В обоих подходах есть много общего. Если никакой закономерности не выявляется, то это свидетельство о высокой степени стадности — именно на этом уровне все равно, кого «любить» и с кем «дружить», отбор идет только по социальному принципу (принадлежность к одному коллективному органу стаи или субстаи). Обилие женщин, то есть неразборчивость, говорит о высокой степени стайности (индивид «созвучен» современному сверхвождю). Если в предпочтениях наблюдается закономерность (в случае с женщинами — биоритмическая), то поступки определяет уже не связь со сверхвождем, которого, кстати, в данную эпоху может и не быть, а «индивидуальные» неврозы. Но и эти неврозы личны лишь в некоторых случаях, на самом же деле — суть наслоение «родовых травм», унаследованных всемирной стаей от всех сверхвождей прошлого. Высшую ступень развития комментировать нужды, надеюсь, нет.

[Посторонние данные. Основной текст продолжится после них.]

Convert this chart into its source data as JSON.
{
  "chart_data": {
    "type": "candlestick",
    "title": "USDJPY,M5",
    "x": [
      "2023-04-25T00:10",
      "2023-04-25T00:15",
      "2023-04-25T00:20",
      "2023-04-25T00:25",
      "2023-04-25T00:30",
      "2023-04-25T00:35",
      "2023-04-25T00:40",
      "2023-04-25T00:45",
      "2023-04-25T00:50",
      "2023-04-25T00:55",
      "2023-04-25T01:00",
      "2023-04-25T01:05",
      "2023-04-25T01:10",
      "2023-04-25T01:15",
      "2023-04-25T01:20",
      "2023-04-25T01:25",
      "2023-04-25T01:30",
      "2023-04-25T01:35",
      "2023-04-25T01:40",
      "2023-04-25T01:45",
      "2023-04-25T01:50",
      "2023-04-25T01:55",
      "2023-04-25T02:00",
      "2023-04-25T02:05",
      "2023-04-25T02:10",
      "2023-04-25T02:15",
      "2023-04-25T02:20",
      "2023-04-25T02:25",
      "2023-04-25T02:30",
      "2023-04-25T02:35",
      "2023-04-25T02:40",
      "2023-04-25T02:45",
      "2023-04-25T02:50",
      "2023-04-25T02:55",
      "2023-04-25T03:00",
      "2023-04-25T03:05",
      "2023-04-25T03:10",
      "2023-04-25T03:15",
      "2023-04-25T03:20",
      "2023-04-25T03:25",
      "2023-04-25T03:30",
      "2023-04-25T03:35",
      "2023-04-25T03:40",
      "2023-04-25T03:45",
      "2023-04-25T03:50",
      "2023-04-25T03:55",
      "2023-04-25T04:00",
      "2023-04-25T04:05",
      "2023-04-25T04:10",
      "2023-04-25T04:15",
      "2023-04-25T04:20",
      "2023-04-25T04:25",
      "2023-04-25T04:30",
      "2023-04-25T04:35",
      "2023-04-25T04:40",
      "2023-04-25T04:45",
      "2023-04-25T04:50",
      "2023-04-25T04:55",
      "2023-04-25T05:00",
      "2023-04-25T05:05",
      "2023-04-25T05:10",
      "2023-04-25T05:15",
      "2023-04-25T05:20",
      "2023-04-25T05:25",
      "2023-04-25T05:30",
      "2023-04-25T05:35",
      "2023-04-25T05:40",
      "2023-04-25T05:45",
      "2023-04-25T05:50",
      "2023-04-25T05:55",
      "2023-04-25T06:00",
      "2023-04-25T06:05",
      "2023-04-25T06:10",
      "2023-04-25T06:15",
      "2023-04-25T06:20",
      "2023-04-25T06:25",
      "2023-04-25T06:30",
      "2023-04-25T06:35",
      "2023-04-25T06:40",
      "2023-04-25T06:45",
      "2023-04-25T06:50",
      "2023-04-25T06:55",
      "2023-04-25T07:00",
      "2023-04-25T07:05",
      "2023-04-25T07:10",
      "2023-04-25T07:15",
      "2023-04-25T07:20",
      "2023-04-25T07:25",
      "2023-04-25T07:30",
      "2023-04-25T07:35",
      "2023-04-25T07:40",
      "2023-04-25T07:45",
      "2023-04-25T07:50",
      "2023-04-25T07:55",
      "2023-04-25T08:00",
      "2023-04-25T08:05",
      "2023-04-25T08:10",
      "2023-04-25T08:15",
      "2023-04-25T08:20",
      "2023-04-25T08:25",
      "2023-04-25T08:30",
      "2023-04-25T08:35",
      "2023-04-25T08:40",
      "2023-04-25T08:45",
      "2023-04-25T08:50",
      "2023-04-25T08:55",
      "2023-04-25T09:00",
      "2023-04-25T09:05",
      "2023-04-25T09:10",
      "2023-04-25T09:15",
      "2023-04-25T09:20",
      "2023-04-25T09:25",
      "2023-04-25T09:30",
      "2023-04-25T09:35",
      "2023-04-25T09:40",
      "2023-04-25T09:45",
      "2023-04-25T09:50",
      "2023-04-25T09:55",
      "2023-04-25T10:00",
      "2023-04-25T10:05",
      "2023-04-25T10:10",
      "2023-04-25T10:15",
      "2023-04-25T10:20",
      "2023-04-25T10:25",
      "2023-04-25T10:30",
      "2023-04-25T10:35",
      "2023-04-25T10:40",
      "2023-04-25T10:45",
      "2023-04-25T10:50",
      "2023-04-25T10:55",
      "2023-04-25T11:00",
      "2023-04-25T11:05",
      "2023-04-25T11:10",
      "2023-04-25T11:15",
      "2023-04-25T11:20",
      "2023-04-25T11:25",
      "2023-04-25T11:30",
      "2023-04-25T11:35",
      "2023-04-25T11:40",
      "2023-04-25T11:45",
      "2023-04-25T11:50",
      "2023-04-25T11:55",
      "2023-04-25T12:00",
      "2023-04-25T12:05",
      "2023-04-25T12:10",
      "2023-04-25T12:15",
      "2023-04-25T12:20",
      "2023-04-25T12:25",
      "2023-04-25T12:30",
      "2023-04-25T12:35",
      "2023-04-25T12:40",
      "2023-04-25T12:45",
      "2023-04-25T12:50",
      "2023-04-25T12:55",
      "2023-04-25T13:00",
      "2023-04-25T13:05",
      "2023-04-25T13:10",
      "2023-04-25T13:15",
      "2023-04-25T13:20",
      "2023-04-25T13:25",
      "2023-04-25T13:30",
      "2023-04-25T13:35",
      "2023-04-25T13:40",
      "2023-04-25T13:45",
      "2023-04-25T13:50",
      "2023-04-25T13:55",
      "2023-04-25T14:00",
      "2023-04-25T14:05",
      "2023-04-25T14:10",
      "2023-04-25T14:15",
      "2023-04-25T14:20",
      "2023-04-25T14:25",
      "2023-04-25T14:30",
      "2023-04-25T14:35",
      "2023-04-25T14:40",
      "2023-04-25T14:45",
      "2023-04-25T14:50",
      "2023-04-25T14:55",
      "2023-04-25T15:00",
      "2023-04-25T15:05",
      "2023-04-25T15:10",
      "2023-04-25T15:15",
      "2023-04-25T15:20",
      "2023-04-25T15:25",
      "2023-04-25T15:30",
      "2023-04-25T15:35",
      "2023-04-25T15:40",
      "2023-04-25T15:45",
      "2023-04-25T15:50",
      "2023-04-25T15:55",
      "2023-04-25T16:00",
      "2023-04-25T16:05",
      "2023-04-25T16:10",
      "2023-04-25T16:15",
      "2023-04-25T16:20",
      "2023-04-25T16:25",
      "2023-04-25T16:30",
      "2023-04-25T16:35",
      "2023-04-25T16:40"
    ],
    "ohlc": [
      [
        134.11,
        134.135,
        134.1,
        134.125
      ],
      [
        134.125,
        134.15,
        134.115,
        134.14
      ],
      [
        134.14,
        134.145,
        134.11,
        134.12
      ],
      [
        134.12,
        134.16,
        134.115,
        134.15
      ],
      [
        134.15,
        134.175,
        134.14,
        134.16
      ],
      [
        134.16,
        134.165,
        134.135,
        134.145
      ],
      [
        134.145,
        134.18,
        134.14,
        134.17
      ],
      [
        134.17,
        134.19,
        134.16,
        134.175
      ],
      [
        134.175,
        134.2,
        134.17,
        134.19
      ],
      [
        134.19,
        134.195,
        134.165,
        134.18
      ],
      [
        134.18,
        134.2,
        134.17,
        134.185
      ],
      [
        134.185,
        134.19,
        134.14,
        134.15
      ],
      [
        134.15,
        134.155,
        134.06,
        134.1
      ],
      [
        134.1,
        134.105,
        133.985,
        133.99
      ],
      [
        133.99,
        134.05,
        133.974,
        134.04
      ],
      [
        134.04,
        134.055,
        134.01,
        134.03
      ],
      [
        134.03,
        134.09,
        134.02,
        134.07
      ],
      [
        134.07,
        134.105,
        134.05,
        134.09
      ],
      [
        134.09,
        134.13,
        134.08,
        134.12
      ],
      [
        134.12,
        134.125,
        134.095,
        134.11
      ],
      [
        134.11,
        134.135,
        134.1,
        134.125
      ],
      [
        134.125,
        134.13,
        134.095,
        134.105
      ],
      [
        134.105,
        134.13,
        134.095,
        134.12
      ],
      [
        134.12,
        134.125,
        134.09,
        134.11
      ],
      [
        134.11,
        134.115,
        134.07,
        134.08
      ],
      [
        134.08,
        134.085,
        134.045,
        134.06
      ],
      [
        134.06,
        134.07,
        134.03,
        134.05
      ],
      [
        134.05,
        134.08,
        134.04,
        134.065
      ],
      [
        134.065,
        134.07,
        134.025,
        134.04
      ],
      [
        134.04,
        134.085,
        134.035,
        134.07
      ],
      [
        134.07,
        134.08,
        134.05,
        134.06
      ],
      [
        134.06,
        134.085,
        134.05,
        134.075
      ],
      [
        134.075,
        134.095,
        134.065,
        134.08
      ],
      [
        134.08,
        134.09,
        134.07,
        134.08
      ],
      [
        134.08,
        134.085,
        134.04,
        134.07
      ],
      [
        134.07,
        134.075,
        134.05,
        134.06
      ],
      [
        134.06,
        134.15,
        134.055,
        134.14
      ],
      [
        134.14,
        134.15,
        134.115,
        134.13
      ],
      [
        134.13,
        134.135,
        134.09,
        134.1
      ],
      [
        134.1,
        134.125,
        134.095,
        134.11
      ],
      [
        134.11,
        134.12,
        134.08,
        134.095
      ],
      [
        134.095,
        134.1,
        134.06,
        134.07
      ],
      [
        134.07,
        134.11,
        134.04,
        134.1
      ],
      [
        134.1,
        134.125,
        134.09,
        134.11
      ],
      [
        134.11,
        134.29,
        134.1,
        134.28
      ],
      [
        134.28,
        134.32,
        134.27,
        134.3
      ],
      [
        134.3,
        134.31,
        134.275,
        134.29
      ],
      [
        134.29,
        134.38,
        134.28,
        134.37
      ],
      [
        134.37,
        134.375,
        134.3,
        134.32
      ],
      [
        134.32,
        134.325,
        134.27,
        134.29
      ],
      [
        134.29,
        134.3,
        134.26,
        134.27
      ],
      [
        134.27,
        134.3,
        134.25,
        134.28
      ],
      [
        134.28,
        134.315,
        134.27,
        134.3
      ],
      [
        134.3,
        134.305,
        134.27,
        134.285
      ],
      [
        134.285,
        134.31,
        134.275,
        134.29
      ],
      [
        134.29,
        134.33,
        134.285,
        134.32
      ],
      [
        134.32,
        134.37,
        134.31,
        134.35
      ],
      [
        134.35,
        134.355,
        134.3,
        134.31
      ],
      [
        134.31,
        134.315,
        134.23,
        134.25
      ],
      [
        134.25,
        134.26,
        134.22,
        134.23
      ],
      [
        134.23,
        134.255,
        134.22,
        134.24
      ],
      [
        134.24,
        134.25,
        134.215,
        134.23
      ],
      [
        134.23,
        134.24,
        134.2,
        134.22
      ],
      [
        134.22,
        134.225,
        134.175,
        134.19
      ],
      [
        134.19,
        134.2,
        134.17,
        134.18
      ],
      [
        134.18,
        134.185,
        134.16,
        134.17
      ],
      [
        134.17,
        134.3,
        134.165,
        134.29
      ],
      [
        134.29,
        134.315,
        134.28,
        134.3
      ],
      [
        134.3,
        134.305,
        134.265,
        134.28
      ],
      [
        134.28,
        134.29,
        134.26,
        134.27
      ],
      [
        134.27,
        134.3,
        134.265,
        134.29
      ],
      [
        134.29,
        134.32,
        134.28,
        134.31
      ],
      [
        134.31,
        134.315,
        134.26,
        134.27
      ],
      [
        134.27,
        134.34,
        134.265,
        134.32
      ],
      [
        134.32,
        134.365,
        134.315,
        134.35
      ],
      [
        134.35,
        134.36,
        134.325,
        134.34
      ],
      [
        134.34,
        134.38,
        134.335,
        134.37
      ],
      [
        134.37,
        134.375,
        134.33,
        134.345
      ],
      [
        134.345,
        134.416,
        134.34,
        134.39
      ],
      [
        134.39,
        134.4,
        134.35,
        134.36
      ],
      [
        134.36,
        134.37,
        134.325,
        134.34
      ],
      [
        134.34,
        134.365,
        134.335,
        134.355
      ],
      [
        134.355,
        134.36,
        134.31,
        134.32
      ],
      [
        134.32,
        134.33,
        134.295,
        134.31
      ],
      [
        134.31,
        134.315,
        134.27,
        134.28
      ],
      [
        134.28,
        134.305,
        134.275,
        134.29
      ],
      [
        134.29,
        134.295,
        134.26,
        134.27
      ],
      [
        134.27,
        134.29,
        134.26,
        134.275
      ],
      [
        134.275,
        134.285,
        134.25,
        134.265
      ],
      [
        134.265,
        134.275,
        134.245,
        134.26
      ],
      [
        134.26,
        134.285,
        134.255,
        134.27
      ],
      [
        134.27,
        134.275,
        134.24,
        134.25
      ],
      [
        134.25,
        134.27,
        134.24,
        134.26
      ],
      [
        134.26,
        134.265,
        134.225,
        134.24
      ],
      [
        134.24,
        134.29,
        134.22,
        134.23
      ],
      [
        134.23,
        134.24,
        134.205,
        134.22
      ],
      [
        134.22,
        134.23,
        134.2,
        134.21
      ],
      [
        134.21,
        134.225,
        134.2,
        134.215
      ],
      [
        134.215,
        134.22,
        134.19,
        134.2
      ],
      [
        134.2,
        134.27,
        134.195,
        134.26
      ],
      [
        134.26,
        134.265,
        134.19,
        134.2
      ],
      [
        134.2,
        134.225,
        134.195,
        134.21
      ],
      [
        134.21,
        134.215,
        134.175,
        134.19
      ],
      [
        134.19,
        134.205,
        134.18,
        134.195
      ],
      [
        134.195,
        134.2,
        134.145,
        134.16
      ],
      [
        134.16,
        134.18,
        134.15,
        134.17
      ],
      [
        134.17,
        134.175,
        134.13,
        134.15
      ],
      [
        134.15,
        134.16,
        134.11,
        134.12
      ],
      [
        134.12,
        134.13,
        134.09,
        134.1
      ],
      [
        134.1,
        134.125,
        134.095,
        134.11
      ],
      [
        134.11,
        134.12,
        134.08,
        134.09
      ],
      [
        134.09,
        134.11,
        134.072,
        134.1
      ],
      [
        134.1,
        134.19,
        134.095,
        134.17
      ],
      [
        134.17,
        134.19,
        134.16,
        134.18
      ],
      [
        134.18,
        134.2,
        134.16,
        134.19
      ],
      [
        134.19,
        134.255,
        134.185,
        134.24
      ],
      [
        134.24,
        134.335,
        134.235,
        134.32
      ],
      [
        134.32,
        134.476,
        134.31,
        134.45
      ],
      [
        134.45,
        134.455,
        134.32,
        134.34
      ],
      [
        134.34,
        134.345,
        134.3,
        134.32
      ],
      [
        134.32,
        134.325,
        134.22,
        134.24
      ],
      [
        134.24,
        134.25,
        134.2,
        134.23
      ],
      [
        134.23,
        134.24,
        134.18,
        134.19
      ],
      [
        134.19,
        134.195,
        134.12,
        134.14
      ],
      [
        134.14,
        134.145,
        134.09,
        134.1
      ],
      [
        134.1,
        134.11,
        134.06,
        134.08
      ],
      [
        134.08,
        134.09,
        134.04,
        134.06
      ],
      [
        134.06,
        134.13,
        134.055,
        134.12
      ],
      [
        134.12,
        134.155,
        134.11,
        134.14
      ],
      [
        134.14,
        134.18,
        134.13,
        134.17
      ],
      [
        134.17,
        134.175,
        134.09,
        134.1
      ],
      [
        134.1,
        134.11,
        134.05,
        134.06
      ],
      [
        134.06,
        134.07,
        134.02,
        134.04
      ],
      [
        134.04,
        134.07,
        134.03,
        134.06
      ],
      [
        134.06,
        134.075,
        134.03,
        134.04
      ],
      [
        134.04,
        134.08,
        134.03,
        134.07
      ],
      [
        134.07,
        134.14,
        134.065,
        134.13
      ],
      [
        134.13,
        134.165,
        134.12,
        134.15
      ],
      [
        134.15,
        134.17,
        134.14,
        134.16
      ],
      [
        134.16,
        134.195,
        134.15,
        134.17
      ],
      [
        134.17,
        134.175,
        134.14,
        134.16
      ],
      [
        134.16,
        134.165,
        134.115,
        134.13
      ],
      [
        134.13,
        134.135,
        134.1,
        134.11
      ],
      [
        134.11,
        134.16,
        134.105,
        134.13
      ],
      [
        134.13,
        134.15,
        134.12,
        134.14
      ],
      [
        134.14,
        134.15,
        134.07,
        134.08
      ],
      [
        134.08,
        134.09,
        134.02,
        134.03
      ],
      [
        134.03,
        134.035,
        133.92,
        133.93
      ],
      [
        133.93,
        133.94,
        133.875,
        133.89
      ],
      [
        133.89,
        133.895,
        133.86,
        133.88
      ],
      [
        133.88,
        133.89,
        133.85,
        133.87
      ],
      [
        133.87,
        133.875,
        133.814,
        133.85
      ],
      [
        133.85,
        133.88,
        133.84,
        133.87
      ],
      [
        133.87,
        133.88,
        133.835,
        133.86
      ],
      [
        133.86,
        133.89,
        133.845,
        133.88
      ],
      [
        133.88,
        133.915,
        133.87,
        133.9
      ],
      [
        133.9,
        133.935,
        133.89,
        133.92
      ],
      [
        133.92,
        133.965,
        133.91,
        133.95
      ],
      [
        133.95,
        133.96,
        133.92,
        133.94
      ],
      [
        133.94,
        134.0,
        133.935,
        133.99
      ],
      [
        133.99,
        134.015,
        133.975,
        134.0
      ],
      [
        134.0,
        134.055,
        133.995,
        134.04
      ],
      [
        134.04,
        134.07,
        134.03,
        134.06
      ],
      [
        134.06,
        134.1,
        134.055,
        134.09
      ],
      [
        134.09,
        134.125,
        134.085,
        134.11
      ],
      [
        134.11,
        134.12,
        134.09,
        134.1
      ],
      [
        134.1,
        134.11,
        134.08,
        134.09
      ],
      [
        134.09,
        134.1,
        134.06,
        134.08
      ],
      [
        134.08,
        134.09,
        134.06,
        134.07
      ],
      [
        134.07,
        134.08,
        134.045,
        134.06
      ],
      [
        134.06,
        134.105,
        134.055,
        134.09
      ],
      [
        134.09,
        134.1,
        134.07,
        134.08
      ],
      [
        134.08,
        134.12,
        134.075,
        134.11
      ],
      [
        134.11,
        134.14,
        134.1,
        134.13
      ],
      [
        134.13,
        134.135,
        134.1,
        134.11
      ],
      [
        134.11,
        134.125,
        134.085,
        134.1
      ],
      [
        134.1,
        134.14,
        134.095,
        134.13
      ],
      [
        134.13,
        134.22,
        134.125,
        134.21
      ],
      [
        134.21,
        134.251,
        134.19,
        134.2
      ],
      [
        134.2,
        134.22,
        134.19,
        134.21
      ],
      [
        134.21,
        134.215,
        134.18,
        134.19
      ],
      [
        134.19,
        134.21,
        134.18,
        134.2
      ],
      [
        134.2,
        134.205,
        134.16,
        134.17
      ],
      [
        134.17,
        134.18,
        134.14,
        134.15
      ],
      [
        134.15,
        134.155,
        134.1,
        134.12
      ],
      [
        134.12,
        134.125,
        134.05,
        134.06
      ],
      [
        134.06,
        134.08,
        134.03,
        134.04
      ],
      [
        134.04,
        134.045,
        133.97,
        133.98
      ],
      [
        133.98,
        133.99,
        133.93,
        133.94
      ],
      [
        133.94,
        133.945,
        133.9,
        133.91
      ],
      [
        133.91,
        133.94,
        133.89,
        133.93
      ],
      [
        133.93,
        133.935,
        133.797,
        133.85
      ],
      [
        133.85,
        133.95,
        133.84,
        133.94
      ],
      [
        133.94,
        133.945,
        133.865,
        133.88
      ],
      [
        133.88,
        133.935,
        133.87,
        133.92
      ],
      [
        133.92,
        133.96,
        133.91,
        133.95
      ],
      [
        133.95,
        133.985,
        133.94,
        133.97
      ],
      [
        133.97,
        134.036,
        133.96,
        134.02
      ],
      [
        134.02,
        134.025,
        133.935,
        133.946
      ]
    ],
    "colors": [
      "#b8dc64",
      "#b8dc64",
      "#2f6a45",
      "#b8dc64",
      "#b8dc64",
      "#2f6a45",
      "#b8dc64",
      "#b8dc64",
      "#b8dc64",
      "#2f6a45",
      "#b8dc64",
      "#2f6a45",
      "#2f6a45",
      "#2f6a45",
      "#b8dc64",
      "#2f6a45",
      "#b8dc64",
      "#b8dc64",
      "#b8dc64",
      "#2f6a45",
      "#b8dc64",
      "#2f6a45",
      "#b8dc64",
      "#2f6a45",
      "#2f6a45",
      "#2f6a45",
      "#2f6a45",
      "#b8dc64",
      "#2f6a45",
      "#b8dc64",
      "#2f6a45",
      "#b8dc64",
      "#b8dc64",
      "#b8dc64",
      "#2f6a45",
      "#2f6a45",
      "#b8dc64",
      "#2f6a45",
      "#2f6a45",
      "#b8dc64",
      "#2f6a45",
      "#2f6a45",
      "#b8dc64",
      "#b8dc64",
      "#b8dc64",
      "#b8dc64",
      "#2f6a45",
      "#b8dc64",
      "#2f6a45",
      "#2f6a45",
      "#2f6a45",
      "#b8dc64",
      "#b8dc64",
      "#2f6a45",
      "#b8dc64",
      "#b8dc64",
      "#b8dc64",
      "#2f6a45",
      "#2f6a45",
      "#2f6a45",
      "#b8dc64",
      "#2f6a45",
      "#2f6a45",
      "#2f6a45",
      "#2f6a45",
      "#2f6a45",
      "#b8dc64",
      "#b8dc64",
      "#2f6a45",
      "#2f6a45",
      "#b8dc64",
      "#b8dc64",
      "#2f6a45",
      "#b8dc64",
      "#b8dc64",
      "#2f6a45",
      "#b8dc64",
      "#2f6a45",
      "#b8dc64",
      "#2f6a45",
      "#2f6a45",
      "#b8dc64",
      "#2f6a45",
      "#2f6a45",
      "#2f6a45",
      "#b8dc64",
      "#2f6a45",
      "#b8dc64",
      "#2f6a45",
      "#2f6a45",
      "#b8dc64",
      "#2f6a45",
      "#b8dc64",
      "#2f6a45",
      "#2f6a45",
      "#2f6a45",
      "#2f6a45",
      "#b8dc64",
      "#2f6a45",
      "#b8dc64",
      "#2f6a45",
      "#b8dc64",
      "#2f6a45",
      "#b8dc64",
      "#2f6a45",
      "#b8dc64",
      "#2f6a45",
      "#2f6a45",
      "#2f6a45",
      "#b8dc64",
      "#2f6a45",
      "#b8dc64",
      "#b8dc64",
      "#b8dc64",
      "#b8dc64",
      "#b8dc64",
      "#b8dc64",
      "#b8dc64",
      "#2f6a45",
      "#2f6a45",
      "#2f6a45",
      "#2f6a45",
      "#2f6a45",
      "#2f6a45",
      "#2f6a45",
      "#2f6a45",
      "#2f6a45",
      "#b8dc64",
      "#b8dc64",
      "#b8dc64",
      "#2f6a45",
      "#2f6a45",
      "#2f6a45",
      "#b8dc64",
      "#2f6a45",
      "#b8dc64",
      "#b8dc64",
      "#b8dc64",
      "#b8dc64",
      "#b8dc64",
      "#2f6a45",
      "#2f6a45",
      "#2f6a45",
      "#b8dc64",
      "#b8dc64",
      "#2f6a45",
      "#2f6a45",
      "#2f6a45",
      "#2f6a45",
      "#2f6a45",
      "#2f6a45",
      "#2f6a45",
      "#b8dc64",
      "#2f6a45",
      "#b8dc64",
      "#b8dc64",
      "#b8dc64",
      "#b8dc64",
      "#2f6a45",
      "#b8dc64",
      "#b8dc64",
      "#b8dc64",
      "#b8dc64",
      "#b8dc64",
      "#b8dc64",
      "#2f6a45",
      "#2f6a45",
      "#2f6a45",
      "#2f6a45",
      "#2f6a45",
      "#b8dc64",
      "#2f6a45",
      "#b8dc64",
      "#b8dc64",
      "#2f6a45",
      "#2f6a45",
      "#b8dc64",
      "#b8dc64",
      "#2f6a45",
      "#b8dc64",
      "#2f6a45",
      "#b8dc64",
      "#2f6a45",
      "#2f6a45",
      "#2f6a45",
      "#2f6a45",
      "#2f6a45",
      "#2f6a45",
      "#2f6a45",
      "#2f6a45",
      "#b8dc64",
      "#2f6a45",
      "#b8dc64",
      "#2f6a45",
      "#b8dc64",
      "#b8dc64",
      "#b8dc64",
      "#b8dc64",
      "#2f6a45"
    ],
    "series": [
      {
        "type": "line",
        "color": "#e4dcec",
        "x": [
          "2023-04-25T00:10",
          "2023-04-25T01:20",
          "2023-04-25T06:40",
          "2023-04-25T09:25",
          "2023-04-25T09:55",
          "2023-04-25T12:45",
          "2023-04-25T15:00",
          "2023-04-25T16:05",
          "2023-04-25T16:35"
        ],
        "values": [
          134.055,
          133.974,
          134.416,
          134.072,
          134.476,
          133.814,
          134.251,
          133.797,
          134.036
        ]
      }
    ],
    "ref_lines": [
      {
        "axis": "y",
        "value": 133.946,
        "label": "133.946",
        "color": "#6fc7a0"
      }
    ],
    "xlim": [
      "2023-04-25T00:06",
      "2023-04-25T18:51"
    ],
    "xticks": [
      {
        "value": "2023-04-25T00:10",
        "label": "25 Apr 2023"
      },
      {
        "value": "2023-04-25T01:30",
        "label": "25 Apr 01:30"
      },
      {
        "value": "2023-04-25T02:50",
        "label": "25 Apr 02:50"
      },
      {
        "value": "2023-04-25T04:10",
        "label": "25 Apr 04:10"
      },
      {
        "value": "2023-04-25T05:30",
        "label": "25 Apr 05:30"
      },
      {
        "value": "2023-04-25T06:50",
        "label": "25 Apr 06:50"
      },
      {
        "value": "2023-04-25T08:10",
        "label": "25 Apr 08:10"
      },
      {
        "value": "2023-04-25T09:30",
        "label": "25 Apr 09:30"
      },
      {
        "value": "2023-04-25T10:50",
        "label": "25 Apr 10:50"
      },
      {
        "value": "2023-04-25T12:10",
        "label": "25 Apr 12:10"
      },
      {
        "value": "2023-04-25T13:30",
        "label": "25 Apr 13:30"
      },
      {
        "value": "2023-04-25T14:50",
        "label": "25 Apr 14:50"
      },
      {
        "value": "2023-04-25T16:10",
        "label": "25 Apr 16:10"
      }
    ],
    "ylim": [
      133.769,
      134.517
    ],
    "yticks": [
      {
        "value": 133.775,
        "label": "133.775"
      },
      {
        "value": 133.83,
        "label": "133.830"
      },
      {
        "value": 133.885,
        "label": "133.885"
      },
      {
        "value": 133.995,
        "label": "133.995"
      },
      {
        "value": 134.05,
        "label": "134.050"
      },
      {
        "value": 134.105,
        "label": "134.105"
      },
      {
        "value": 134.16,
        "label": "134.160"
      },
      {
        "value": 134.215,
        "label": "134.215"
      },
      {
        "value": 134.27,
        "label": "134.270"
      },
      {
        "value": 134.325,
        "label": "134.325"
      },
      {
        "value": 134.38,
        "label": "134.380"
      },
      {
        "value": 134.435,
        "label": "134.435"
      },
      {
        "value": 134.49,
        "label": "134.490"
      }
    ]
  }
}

Но, как бы то ни было, половинка может быть только у защитника Родины.
* * *
И совсем последнее: я ничего не пытался доказать. Ищущий повода все равно всегда его найдет. «Доказательства» вообще возможны только в пределах одного из трех психологических миров нашей планеты. За пределами «своего» субмира они не работают — неугодникам же и вовсе ничего доказывать не надо.
— А помнишь? — спросила Галя, когда провожала П., уезжавшего с ее дочерью на лето в Болград.—Помнишь наше первое там лето? Сложно было, но… хорошо. Потому что первый раз были вместе.
— Помню, — сказал П. — Ведь и теория стаи зарождалась во многом там…
«Из мелочей, — подумал он. — Деталей, казалось бы, не стыкующихся. Странных…»
П., ошеломленный странными и пожалуй противоестественными словами адвентистского пастора, медленно закрыл за ним и его женой дверь, вернулся в комнату и тяжело опустился на стул у большого стола, заставленного опустошенными тарелками.